Here, let us talk about 'loss of self-esteem.'  This is something not without, but within.  One has a soul that is 'not for sale.'  It should never be sold.  Or even temporarily pledged or pawned.  The only difference between the other vertebrates and human beings is this soul-awareness. This is more so true of artists. By artists, I choose to include the teachers as well.  Are they not performers on a daily class-room stage?  A boring performance is often the difference between a monotonous class and stimulating atmosphere.  It is this stimulating atmosphere that leads to learning.  Otherwise, we will end up with a classroom full of students who have teachers chasing them in circles (not exactly the kind of cultural revolution we desire in education!), pleading the students to return their boardmarkers.  So, this soul-awareness!

Every person has a price, no doubt.
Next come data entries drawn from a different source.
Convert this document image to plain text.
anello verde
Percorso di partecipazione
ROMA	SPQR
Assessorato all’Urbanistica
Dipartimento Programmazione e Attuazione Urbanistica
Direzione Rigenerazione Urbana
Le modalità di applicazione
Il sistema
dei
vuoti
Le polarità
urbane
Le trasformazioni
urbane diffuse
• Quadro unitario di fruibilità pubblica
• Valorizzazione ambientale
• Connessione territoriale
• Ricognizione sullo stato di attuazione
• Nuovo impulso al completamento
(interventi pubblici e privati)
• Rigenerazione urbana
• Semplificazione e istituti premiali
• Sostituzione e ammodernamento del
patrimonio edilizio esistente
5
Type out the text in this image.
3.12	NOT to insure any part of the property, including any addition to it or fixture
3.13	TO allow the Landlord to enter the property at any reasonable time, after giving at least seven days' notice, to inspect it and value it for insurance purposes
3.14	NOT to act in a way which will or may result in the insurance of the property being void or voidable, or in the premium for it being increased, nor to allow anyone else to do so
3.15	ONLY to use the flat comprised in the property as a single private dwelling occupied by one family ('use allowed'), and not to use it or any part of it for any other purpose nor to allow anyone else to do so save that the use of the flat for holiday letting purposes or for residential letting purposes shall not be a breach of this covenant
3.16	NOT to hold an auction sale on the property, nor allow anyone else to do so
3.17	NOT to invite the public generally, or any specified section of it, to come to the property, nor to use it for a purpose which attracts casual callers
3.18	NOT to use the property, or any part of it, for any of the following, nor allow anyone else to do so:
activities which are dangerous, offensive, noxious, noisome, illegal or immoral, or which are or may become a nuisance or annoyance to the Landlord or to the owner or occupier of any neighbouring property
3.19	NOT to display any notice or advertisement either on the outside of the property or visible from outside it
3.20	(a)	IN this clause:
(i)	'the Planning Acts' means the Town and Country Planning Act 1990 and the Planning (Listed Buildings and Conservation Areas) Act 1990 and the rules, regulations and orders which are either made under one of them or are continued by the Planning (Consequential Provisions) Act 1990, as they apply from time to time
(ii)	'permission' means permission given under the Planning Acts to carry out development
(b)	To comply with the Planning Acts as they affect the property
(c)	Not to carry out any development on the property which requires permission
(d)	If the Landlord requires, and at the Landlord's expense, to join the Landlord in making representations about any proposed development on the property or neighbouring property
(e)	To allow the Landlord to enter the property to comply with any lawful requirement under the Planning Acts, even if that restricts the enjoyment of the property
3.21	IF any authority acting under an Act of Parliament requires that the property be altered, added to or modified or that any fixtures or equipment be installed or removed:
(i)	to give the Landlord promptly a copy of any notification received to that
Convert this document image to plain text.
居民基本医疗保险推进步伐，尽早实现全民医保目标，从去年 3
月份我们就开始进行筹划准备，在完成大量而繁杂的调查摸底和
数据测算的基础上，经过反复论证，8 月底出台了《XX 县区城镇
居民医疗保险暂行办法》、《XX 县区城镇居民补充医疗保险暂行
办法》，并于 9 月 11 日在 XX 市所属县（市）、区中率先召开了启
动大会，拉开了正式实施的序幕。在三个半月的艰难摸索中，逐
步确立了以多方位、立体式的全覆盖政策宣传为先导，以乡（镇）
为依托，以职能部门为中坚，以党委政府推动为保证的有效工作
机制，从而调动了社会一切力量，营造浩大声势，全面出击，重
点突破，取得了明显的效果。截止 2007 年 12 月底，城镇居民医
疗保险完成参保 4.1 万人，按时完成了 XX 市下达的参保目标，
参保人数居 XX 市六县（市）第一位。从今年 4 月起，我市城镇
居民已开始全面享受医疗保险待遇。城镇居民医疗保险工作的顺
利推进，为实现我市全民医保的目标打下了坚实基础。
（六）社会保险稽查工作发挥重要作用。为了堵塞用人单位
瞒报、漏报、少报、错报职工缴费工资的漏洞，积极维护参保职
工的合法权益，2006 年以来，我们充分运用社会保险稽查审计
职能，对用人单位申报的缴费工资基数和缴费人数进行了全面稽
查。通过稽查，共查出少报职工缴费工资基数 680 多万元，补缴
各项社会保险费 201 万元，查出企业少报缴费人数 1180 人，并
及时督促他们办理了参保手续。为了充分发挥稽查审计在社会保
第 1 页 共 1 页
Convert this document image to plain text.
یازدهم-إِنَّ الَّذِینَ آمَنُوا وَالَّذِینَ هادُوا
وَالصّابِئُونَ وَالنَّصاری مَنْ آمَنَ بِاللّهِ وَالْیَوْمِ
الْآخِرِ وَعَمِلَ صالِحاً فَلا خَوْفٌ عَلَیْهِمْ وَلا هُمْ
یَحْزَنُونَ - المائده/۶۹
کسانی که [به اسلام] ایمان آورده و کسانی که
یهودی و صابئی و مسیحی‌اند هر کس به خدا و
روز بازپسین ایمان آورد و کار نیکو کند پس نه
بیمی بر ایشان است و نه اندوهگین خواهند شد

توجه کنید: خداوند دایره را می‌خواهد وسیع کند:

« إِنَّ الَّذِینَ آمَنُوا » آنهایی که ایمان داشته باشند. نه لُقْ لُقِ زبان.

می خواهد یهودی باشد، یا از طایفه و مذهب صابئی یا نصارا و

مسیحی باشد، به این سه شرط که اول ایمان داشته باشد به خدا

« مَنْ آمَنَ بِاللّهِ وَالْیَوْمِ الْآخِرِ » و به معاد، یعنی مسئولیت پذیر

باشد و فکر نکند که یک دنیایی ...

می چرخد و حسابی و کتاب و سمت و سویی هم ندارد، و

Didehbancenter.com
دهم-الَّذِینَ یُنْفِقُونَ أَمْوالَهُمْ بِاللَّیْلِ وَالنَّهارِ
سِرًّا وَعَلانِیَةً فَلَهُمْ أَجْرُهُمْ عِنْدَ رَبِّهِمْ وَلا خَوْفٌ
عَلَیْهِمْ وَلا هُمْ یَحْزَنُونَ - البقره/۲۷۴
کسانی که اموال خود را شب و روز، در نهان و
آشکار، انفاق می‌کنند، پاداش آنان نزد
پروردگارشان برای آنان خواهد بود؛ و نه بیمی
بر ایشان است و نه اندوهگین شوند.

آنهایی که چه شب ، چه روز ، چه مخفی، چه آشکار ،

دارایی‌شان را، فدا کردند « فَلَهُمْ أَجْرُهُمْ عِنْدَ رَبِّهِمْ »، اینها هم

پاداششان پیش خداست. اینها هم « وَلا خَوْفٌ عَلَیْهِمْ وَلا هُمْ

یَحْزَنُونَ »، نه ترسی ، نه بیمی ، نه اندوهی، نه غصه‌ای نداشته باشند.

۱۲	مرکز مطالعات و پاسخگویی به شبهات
Some are priceless, others priced less. Which one, I ask the teaching fraternity - every single one of you who may stumble on this rant - do you want to be remembered as? Even if the Don Corleones of investment education ask you to name the price, make it unaffordable. Good teachers are a rare breed and should not sell themselves cheaply (I do not mean financially alone here!) to organised exploitation of knowledge transfer. Good teachers do not hesitate to work and go the extra country mile to help students beyond the confines of structures. A good teacher is spinal to the creation of a good citizen. So, anyone worth harbouring aspirations of themselves as good teachers must retain their self-respect and take pride in saying that 'I do not take the easy way out at work.' I do not use previous years' notes, I do not rely on existing material to regurgitate in front of x no. of students... There are Mephistos everywhere. Do you want to be Dr. Faustus? And cringe and grovel on the day of reckoning? Or do you?  Wouldn't you rather be that teacher who inspired a generation of fearless individuals who stand up on top of their tables, quoting Whitman?

Throw the dead teacher in you, focus only on imparting provocative knowledge, help discover the seeker, not typecast functional automatons who only build or design or drive or cook or stitch or 'teach.' There are many ways to skin a cat, but you can't escape the pain. The society will wince, cry, caterwaul, even claw back painfully at times; but without pain, no real gain.  The Pain is the teachers', but the gain ultimately is the society's. They will recognise and remember. In most cases post-career or even posthumously. At times, miraculously within the service period and automatically financial rewards would take care of themselves. That financial reward is sweetest that comes unexpected. However, yes, they will recognise and remember. Ultimately that is the Supreme Salary!

Sincerely
a Learner.

1 comment:

Anonymous said...

As a new teacher, and one who is doing the sort of battle you suggest on an everyday basis, I needed this post - especially the following lines:

"Teachers worth their salt need to and must, out of self-belief and spinal self-respect, shake off this anxiety of 'the objective of the system.' They have to be bold as warriors and choose their battles carefully to fight."

Thank you, Acharya KK, and Happy Teacher's Day!